En attendant d’amplifier sa liste des lieux les plus visités, la société de gestion espagnole compte répliquer le modèle du fonds dans au moins cinq autres pays (après le Japon et le Luxembourg). Une nouvelle déclinaison de la stratégie devrait être ainsi lancée possiblement d’ici la fin de l’année. Elle concentre en outre ses efforts sur la distribution de la version luxembourgeoise du fonds dans plusieurs marchés tels que la Suisse et Singapour.

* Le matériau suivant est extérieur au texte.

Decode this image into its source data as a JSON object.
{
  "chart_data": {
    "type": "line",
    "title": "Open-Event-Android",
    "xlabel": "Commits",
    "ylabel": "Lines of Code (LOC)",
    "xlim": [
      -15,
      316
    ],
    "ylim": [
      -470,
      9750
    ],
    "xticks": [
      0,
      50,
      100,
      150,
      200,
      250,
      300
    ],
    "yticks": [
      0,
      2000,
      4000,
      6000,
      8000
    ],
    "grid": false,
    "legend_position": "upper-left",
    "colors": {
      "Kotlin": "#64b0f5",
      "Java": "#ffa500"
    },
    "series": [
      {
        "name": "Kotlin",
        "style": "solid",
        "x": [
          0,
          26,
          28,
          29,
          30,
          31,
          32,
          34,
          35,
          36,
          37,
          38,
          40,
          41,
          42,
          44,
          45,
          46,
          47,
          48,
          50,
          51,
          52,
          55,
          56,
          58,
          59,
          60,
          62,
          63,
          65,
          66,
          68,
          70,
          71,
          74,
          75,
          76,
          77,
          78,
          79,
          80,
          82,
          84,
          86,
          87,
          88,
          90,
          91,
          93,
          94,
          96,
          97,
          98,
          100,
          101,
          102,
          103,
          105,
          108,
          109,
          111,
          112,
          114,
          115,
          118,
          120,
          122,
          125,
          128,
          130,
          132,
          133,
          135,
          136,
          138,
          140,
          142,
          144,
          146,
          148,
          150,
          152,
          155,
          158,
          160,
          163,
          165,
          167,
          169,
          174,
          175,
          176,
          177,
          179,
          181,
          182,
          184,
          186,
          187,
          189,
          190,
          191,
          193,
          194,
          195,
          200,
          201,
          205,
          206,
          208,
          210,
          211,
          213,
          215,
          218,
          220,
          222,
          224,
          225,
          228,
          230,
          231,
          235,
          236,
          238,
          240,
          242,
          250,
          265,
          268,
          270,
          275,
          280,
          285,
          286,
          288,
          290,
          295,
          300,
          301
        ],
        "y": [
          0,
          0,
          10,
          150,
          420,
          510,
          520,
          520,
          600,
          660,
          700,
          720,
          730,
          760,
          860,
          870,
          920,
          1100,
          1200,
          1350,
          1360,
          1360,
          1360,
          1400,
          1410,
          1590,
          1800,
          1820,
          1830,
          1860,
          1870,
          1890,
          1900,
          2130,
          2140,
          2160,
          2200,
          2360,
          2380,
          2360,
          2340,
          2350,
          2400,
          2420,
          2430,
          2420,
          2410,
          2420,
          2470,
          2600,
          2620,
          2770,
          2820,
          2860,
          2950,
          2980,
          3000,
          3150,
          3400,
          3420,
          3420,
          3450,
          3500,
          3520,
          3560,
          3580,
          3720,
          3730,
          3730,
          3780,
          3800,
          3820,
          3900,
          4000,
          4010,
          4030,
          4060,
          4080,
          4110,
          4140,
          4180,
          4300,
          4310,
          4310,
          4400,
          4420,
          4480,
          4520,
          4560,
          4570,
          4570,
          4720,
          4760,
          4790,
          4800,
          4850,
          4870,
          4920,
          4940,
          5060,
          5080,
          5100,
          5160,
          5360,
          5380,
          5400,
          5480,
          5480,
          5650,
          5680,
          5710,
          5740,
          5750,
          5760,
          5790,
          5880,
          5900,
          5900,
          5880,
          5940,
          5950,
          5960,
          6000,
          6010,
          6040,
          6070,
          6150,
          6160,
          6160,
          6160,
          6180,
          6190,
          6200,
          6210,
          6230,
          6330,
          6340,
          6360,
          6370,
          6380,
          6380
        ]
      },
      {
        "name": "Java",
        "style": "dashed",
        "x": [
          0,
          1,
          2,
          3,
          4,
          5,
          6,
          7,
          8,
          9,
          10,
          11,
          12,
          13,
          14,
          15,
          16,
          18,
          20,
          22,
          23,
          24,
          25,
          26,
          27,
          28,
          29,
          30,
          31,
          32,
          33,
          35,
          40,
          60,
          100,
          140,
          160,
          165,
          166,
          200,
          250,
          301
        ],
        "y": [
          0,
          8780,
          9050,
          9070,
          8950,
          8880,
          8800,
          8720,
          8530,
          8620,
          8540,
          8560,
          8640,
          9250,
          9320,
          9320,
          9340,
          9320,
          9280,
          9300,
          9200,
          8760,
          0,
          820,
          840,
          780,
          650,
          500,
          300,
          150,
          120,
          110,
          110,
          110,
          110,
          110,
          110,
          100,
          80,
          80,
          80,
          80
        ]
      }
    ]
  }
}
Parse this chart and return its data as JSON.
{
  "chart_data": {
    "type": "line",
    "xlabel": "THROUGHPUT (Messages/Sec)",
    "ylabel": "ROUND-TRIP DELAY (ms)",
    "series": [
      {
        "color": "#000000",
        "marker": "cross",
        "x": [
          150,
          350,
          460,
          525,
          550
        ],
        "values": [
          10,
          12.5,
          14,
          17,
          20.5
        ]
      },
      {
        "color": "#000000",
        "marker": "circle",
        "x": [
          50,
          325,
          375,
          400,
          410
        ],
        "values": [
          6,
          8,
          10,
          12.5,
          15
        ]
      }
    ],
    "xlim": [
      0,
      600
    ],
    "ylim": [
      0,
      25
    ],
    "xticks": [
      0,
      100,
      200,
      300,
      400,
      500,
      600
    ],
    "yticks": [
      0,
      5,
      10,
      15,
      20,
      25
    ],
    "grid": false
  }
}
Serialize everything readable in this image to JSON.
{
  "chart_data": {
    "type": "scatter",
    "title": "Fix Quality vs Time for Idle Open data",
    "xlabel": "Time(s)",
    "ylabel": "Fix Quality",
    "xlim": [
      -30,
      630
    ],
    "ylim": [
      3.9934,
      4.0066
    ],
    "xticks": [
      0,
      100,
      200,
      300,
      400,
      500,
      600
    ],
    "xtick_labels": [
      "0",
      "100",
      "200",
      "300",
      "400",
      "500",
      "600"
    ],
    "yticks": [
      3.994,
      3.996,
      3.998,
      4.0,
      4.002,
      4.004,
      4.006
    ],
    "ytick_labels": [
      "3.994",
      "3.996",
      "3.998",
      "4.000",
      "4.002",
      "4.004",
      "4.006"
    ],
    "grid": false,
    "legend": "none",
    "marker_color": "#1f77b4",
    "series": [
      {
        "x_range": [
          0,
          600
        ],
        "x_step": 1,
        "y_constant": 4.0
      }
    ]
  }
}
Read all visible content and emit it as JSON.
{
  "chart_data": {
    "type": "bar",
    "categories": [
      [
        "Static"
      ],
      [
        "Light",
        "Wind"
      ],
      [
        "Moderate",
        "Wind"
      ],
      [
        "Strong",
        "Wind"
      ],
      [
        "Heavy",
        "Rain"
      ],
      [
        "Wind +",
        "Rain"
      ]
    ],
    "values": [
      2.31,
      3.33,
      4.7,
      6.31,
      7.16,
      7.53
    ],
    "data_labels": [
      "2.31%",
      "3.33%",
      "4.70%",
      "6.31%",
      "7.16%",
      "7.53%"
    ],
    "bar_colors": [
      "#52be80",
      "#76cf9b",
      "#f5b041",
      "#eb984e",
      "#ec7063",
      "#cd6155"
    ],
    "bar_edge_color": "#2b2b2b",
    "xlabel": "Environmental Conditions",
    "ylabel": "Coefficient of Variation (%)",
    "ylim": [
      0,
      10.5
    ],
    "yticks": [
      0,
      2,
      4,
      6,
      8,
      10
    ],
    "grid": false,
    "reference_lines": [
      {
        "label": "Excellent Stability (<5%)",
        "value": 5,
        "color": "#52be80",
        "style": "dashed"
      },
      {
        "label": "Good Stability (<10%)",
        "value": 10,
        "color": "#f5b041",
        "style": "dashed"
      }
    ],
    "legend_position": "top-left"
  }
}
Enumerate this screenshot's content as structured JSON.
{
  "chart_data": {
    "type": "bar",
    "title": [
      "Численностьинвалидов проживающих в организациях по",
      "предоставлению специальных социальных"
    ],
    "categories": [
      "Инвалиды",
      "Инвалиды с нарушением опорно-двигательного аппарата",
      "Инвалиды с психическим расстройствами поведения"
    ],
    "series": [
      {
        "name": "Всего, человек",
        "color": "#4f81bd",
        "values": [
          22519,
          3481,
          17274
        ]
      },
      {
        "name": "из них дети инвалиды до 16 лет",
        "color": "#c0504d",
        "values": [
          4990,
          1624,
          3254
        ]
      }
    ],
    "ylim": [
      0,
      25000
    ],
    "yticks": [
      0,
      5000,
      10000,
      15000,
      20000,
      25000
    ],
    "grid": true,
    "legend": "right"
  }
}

GVC Gaesco Gestión va aussi s’attaquer au segment non-coté du tourisme avec un fonds dédié qui sera lancé d’ici décembre, afin de capitaliser entre autres sur la digitalisation du secteur. «En complément de nos rendez-vous avec les sociétés cotées de l’industrie du tourisme, nous rencontrons celles qui restent privées. La plupart d’entre elles sont digitales ; par exemple cela inclut des voyagistes en ligne. C’est pourquoi nous allons lancer un fonds de capital-investissement sur le tourisme international. Nous comprenons que ces sociétés fournissent de nouvelles façons d’envisager le secteur et qu’elles proposeront quelque chose de différent à l’avenir», développe Jaume Puig.

L’occasion pour le gérant espagnol d’investir dans davantage d’entreprises hispaniques que dans le fonds GVC Gaesco 300 Places Worldwide mais des entreprises toujours axées sur le tourisme international et non local.